Брезгливо удивлялся полковник и грязи в блиндажах, и равнодушию к платью и белью, и отсутствию дисциплины моряков, разговаривающих со своими начальниками точно с товарищами. Даже к Нахимову, как передавали моряки, в это утро один матрос обратился с фамильярным вопросом:

— Все ли здорово, Павел Степаныч?

И Нахимов добродушно ответил:

— Здорово, Грядко, как видишь!

Удивлялся полковник, что матросы не вставали и не снимали шапок перед начальством. Таково было приказание Нахимова.
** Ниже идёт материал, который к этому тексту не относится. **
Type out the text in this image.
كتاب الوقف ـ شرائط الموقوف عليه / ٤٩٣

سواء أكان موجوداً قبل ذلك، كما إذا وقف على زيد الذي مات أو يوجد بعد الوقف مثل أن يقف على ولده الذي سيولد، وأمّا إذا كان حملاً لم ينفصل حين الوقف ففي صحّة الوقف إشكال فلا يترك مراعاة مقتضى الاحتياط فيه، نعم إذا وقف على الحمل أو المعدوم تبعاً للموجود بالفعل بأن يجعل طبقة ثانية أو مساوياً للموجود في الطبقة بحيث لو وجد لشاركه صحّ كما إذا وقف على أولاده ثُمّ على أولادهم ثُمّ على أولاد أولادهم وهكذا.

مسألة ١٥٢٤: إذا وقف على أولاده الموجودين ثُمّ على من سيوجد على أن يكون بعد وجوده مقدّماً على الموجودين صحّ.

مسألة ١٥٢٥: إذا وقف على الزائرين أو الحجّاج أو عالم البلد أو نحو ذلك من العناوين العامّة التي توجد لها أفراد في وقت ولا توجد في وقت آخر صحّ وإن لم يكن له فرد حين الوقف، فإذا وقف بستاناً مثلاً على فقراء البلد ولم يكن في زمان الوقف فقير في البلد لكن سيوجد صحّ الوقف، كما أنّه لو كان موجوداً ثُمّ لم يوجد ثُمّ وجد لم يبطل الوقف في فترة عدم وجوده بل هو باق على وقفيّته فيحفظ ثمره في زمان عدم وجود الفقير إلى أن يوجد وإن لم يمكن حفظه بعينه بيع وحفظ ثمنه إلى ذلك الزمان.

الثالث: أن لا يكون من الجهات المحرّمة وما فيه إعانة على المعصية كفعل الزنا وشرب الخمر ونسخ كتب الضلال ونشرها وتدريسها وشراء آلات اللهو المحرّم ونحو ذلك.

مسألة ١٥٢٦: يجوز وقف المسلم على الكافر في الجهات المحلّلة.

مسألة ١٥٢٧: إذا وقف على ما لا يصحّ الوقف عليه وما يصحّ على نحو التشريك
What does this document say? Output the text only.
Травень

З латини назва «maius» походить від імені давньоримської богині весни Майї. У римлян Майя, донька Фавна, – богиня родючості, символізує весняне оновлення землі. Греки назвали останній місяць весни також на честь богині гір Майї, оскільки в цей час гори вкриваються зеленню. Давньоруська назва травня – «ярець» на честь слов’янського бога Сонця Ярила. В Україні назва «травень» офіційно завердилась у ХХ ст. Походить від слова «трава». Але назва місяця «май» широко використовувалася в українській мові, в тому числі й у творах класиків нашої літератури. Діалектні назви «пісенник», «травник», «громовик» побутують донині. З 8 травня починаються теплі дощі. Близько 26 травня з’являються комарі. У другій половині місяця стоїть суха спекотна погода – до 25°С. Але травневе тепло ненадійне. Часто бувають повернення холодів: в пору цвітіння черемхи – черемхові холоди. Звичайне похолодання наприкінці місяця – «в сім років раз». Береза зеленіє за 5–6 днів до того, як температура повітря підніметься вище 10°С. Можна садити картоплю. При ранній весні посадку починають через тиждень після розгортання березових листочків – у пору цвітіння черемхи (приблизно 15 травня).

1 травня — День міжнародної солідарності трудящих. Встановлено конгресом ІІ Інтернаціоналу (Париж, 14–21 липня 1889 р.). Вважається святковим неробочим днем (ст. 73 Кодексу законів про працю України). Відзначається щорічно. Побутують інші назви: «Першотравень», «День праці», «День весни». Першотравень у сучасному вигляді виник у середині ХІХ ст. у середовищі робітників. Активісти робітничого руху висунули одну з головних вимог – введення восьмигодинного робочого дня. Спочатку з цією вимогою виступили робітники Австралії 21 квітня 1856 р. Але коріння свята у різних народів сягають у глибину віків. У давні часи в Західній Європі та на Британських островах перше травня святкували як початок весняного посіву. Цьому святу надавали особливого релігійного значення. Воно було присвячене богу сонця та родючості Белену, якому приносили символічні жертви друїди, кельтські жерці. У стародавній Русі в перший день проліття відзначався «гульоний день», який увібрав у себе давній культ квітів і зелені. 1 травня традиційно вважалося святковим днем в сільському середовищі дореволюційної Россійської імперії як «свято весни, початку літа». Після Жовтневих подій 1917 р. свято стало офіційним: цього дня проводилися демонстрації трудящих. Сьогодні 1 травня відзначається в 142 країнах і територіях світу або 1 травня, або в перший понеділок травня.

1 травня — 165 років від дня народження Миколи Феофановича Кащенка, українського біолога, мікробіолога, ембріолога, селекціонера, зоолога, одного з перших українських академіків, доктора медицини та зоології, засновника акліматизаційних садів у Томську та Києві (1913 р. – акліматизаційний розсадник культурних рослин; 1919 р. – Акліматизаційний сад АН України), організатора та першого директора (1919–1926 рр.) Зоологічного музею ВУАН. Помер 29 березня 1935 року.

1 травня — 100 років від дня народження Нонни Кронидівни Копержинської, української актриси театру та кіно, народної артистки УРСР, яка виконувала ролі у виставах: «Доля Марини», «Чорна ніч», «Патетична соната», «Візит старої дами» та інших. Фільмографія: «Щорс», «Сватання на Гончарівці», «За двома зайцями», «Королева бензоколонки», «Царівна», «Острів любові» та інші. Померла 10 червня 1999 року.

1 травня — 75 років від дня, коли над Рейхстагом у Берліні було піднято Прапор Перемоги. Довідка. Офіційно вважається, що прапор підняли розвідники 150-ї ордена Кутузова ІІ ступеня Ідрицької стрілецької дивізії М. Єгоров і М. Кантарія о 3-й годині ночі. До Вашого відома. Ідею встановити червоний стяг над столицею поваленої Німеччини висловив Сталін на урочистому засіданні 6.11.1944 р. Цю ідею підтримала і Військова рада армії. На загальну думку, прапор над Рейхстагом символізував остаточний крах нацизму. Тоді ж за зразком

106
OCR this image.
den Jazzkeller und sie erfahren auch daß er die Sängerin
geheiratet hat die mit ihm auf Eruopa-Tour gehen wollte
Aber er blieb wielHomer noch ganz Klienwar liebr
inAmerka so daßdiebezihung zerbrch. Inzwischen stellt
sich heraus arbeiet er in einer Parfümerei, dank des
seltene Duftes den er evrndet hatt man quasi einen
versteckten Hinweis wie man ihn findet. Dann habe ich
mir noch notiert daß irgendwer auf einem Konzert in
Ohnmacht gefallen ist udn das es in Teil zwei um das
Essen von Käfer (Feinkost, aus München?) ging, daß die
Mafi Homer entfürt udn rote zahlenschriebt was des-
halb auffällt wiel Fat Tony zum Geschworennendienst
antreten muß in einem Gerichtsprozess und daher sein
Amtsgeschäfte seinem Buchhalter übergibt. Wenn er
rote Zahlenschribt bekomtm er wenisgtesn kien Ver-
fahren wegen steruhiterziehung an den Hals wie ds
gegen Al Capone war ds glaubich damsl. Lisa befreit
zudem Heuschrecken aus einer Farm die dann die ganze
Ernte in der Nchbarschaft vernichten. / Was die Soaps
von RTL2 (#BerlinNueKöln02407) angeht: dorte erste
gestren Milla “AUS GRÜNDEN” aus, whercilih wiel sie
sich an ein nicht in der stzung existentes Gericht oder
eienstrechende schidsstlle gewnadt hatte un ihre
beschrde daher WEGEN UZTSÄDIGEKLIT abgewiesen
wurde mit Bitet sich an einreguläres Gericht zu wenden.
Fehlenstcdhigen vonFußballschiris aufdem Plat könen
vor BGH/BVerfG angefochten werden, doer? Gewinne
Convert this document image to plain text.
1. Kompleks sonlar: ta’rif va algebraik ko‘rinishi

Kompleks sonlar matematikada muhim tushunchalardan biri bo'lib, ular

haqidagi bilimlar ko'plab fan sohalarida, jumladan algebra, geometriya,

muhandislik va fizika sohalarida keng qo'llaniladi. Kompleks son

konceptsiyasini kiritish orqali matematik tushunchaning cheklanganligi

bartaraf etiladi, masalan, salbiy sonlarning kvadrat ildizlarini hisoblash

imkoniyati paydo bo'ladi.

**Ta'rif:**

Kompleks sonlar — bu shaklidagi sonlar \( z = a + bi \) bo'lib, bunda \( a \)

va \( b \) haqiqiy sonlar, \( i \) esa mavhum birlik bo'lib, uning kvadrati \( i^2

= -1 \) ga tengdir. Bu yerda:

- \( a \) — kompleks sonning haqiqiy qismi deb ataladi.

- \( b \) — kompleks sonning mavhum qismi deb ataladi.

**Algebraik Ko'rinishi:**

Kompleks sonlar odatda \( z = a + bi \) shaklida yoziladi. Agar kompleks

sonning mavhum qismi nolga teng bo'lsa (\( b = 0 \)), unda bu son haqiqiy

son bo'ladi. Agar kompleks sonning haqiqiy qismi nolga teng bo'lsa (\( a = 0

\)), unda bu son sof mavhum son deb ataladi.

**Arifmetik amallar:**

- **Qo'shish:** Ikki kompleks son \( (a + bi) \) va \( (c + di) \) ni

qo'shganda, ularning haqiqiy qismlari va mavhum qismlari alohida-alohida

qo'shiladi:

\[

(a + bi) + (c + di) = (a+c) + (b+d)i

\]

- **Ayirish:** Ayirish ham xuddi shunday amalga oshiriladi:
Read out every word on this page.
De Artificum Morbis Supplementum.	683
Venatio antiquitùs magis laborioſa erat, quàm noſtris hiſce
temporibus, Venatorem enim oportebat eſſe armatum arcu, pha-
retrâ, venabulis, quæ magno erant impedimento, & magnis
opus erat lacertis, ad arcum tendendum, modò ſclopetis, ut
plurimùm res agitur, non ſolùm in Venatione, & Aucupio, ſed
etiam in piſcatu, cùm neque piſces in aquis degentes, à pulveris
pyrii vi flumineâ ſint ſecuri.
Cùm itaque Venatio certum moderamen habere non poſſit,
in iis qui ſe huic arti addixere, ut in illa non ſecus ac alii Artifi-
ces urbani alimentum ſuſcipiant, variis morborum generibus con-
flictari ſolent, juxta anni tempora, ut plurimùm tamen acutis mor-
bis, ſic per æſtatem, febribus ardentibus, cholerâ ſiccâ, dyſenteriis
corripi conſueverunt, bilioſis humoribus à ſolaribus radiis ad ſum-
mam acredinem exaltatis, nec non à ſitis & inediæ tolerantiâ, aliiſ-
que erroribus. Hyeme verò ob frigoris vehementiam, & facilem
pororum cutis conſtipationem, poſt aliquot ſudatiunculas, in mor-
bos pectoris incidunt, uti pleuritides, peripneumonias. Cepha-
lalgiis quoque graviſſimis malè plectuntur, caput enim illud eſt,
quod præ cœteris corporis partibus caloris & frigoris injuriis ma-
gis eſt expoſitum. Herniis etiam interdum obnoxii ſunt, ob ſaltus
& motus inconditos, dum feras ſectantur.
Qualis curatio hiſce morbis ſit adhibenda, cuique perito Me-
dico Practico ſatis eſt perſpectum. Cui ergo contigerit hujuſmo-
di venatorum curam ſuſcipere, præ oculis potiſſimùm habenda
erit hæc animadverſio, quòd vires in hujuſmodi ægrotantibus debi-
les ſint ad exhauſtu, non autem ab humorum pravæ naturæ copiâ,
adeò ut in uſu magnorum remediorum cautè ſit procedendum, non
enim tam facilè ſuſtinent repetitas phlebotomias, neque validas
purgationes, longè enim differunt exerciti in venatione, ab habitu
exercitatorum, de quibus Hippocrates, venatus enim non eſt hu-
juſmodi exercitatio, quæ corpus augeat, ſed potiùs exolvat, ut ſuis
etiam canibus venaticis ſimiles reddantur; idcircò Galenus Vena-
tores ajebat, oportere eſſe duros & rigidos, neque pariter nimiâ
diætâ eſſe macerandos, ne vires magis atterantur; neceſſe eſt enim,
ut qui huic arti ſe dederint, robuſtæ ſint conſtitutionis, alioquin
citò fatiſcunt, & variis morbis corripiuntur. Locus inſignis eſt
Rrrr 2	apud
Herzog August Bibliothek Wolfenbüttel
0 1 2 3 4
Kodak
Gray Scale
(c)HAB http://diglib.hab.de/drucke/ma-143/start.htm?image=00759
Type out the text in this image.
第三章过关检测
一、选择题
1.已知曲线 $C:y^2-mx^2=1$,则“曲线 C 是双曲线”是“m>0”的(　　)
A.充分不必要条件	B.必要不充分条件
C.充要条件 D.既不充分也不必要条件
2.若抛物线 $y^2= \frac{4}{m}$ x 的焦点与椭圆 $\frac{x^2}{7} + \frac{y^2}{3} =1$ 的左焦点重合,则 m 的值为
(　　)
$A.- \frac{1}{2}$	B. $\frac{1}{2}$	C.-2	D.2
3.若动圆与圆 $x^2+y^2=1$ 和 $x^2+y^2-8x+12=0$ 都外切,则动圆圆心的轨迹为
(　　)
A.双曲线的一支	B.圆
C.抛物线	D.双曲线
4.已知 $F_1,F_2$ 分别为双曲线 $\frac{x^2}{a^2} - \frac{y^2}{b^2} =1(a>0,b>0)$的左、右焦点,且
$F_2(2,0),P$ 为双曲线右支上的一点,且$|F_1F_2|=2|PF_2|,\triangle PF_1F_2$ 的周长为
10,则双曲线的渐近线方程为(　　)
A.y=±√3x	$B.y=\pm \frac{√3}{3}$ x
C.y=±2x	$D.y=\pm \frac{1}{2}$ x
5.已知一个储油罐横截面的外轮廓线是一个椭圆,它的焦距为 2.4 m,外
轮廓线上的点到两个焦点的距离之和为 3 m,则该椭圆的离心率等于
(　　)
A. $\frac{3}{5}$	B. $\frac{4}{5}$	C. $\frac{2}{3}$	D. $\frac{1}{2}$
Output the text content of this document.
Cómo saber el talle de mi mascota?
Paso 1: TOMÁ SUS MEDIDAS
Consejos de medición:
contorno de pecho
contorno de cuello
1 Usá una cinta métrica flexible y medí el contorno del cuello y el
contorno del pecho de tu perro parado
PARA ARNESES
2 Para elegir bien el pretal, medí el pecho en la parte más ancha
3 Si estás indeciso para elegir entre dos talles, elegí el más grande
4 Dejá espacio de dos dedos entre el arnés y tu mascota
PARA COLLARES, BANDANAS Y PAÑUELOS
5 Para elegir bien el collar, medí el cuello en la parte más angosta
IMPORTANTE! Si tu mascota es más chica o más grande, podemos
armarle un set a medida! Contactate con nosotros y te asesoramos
И полковник, расхаживая под руку с капитаном генерального штаба по аллее и горделиво осаниваясь под любопытными взглядами дам, продолжал передавать приятелю свои севастопольские впечатления:

— Я рассчитывал послужить отечеству — делать здесь дело. Думал, что главнокомандующий воспользуется мною… оставит при себе, а он… гонит в Петербург… Завтра же я должен ехать с какими-то особенно важными письмами… Накормил меня отвратительным обедом, угостил рюмкой кислятины и после обеда пять минут поговорил со мной о том, что он похварывает и что у него нет способных людей… Вот и все напутствие. Передайте, говорит, в Петербурге, все, что видели. Отдохните и утром… с богом… Хорош тоже и ваш прославленный Нахимов… Я думал, что он в самом деле замечательный человек, и счел долгом представиться ему в полной парадной форме… как следовало… А он, как бы ты думал, встретил меня?..

— Разве не любезно?..

— Очень даже просто и оригинально… Пожал руку, просил садиться и удивлялся, что я в таком параде. «Мы не в Петербурге-с. Надолго ли в Севастополь?..» Я доложил, что главнокомандующий посылает меня завтра же обратно с важными бумагами и что счел долгом представиться такому знаменитому адмиралу. Он только крякнул, сконфузился и молчал… И наконец сказал: «Хороший сегодня день, а как погода в Петербурге?» — «Скверная, ваше превосходительство». А он: «Извините, молодой человек, меня зовут Павлом Степанычем!» Опять молчит. Я спросил, что думают в Севастополе о своем положении? Полагал, что объяснит мне. Есть же у него соображения?.. И вместо того обрезал: «У нас не думают-с, а отстаивают Севастополь-с! Сегодня у англичан два орудия подбили-с с третьего бастиона, а с четвертого-с взорвали пороховой погреб-с!» Через минуту вошел в кабинет адъютант Нахимова. «Идите, говорит, Павел Степаныч, обедать, а потом отдохните и, верно, опять поедете на бастионы». — «А как же-с!» И, вставая, адмирал приветливо сказал мне: «Пообедайте с нами. Мундир свой лучше расстегните»… Был второй час, я только позавтракал, поблагодарил, прибавил, что очень счастлив познакомиться с таким героем, и стал откланиваться. Он даже вспыхнул и, пожимая руку, сказал: «Все здесь исполняют свое дело-с… Какое тут геройство-с… И какое тут счастье видеть меня-с… Вот убитый Владимир Алексеич Корнилов был герой-с… Он организовал защиту-с… Благодаря ему мы вот-с еще защищаем Севастополь… Счастливого пути-с! Мирошка! Подай барину шинель!» — крикнул адмирал…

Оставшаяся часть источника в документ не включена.